Hi all,
The arm-none-eabi-gdb binary in the windows 12.3.rel1 release is built with a debug configuration. The binary file is 263MB (contains symbols) whereas previous versions were around 6MB. I'm hoping ARM will see this and fix it for the next release :)
Cheers
David
Hi,
Our arm-none-eabi toolchain releases of GCC 11 and later come from a different infrastructure, where the binaries were not stripped, and we have kept it that way with the view that the symbols will provide useful debug information if there are errors.
It is not clear to us yet how many users would prefer leaving the symbols in there Vs how many users would prefer removing the symbols. Is the larger file size causing issues in your case?
We would listen to more feedback and information from our users, to help us decide whether we should remove the symbols from the binaries.
Kind regards
Vasee
Hi Vasee,
Thank you for your reply.
If it was just a case of symbols in the binaries, I would not have raised it. This is clearly a defect in your build/deployment process. It only effects arm-none-eabi-gdb.exe. All other binaries have been built correctly i.e. using a 'release' configuration (no symbols and compiler optimizations enabled).
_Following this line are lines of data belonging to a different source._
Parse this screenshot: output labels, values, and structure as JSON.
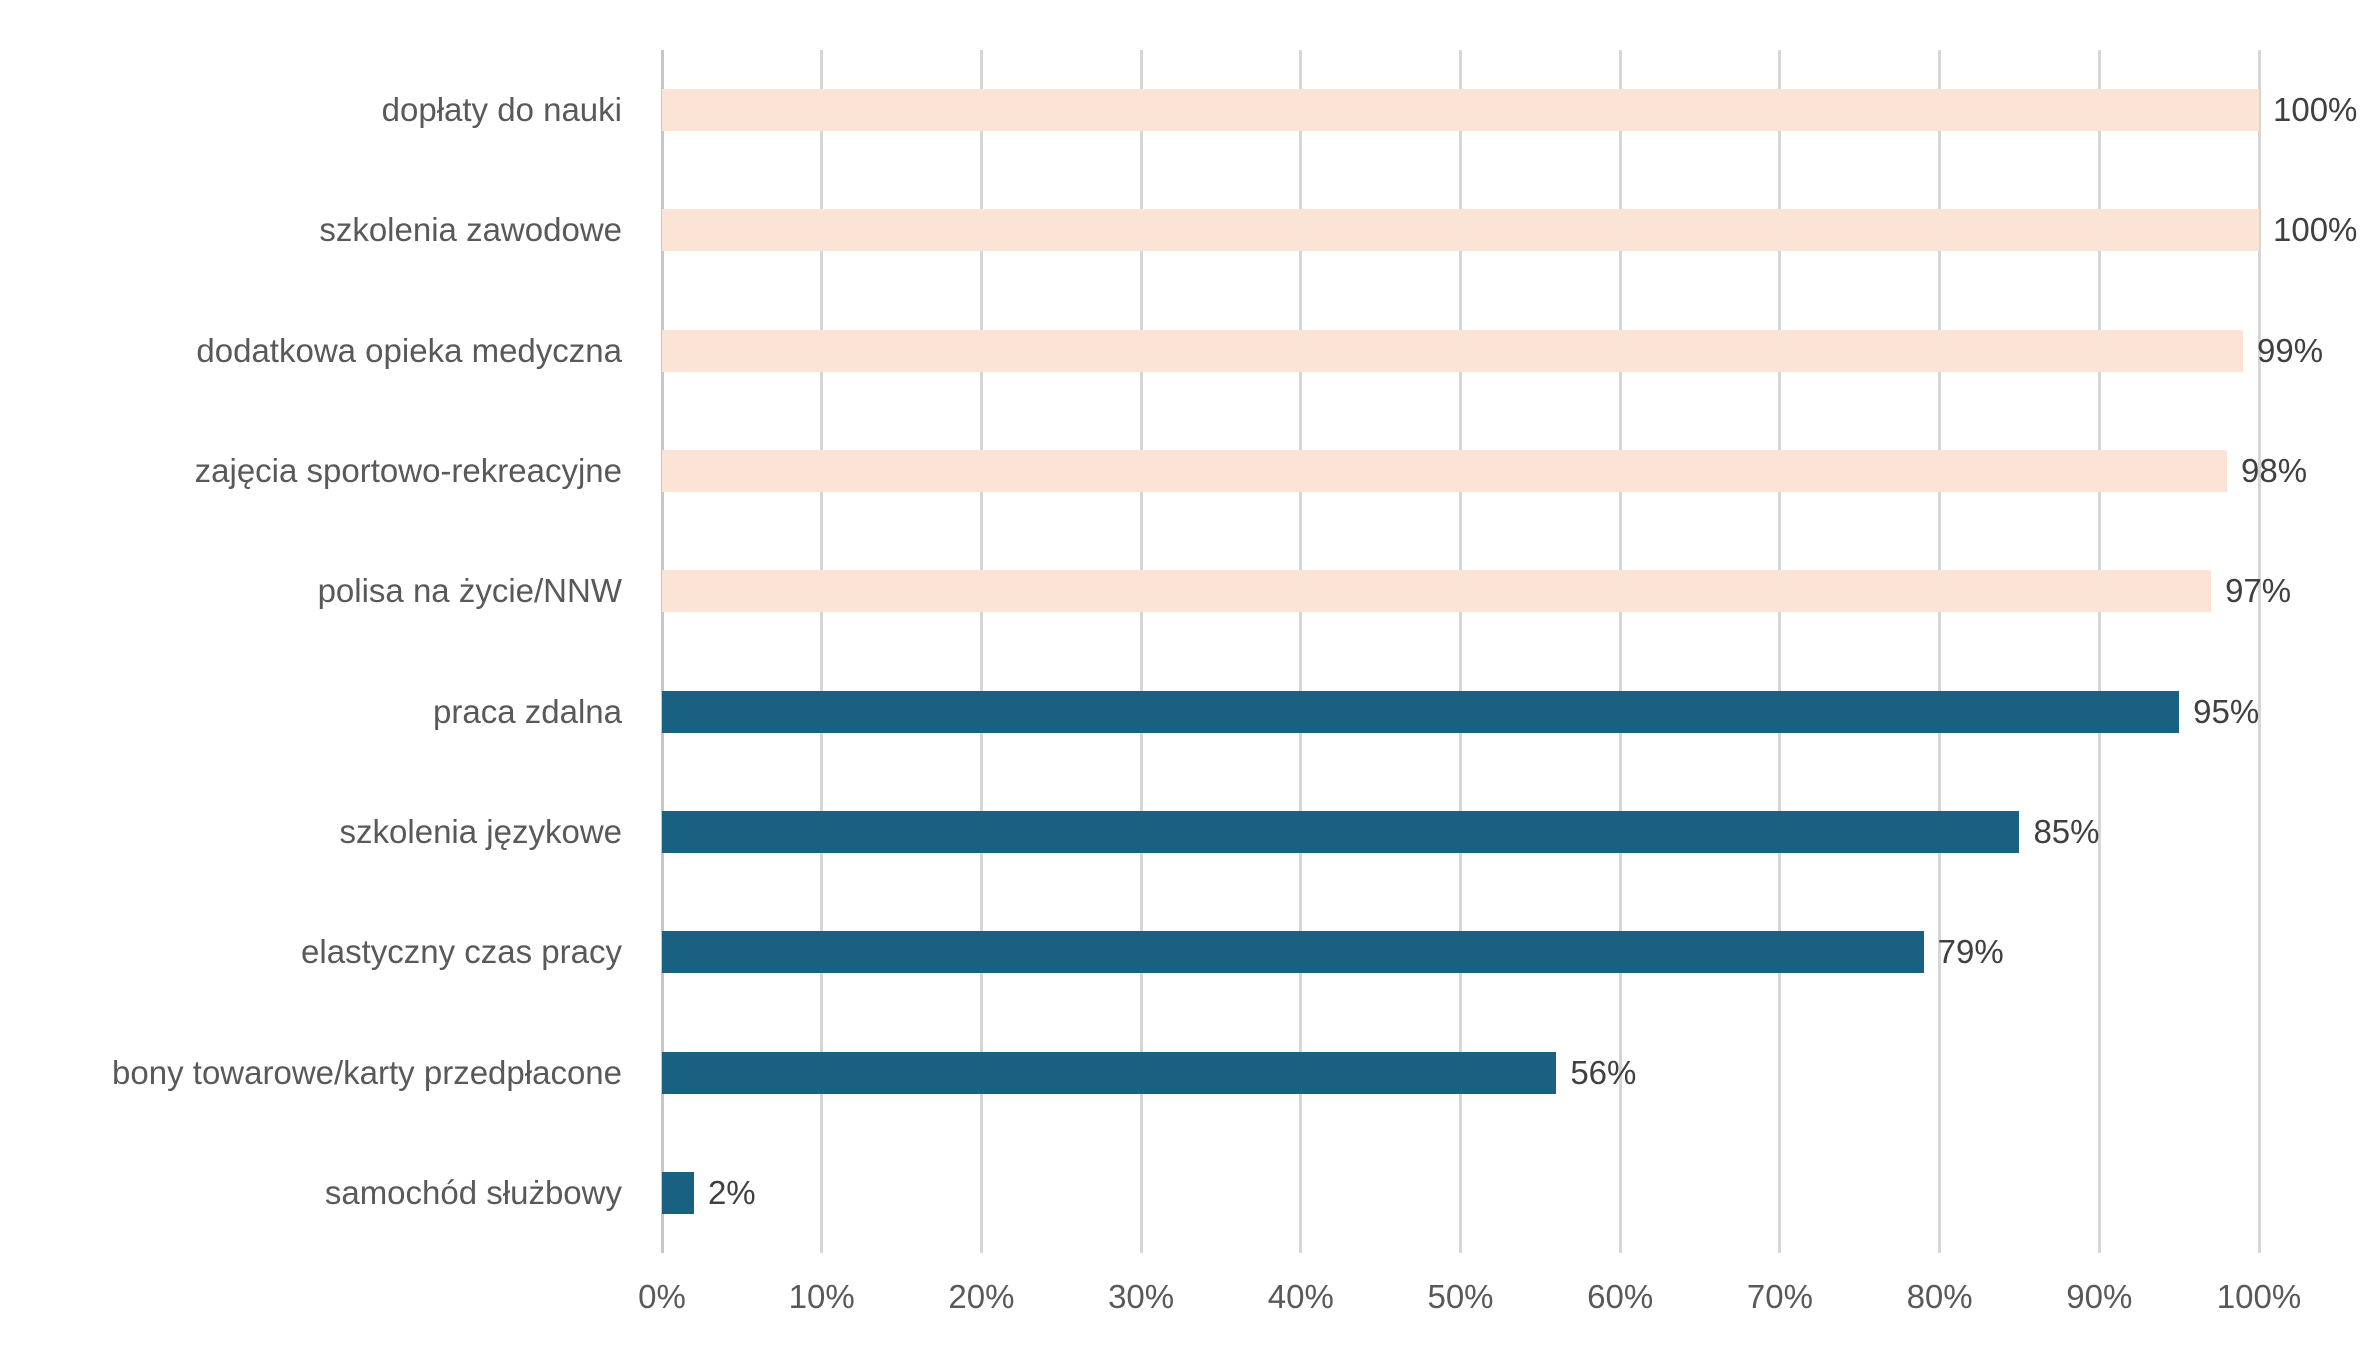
{
  "chart_data": {
    "type": "bar",
    "orientation": "horizontal",
    "title": "",
    "xlabel": "",
    "ylabel": "",
    "categories": [
      "dopłaty do nauki",
      "szkolenia zawodowe",
      "dodatkowa opieka medyczna",
      "zajęcia sportowo-rekreacyjne",
      "polisa na życie/NNW",
      "praca zdalna",
      "szkolenia językowe",
      "elastyczny czas pracy",
      "bony towarowe/karty przedpłacone",
      "samochód służbowy"
    ],
    "values": [
      100,
      100,
      99,
      98,
      97,
      95,
      85,
      79,
      56,
      2
    ],
    "value_labels": [
      "100%",
      "100%",
      "99%",
      "98%",
      "97%",
      "95%",
      "85%",
      "79%",
      "56%",
      "2%"
    ],
    "bar_groups": [
      "light",
      "light",
      "light",
      "light",
      "light",
      "dark",
      "dark",
      "dark",
      "dark",
      "dark"
    ],
    "palette": {
      "light": "#fbe3d5",
      "dark": "#1a6080"
    },
    "xlim": [
      0,
      100
    ],
    "x_ticks": [
      "0%",
      "10%",
      "20%",
      "30%",
      "40%",
      "50%",
      "60%",
      "70%",
      "80%",
      "90%",
      "100%"
    ],
    "grid": true,
    "legend": false
  },
  "colors": {
    "background": "#ffffff",
    "gridline": "#d6d6d6",
    "axis_line": "#c7c7c7",
    "category_label": "#595959",
    "value_label": "#404040",
    "tick_label": "#595959"
  }
}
The main problem isn't the symbols in the gdb binary, it is the speed. Since it was built with a debug configuration, it was not compiled with compiler optimizations enabled. It runs considerably slower than the previous versions (gcc 10). E.g when reading a large ELF file, it was normally instantaneous, but now it is taking over 20 seconds. This has been raised before - see
https://community.arm.com/support-forums/f/compilers-and-libraries-forum/54939/the-latest-arm-none-eabi-gdb-version-12-3-rel1-takes-20-seconds-reading-symbols-from-elf-file
You can easily test it yourself. Compare the time arm-none-eabi-gdb.exe v10 and v12.3 take to read a large ELF file. The later one takes magnitudes longer. It is not because the functionality has changed, but because it wasn't built with compiler optimizations.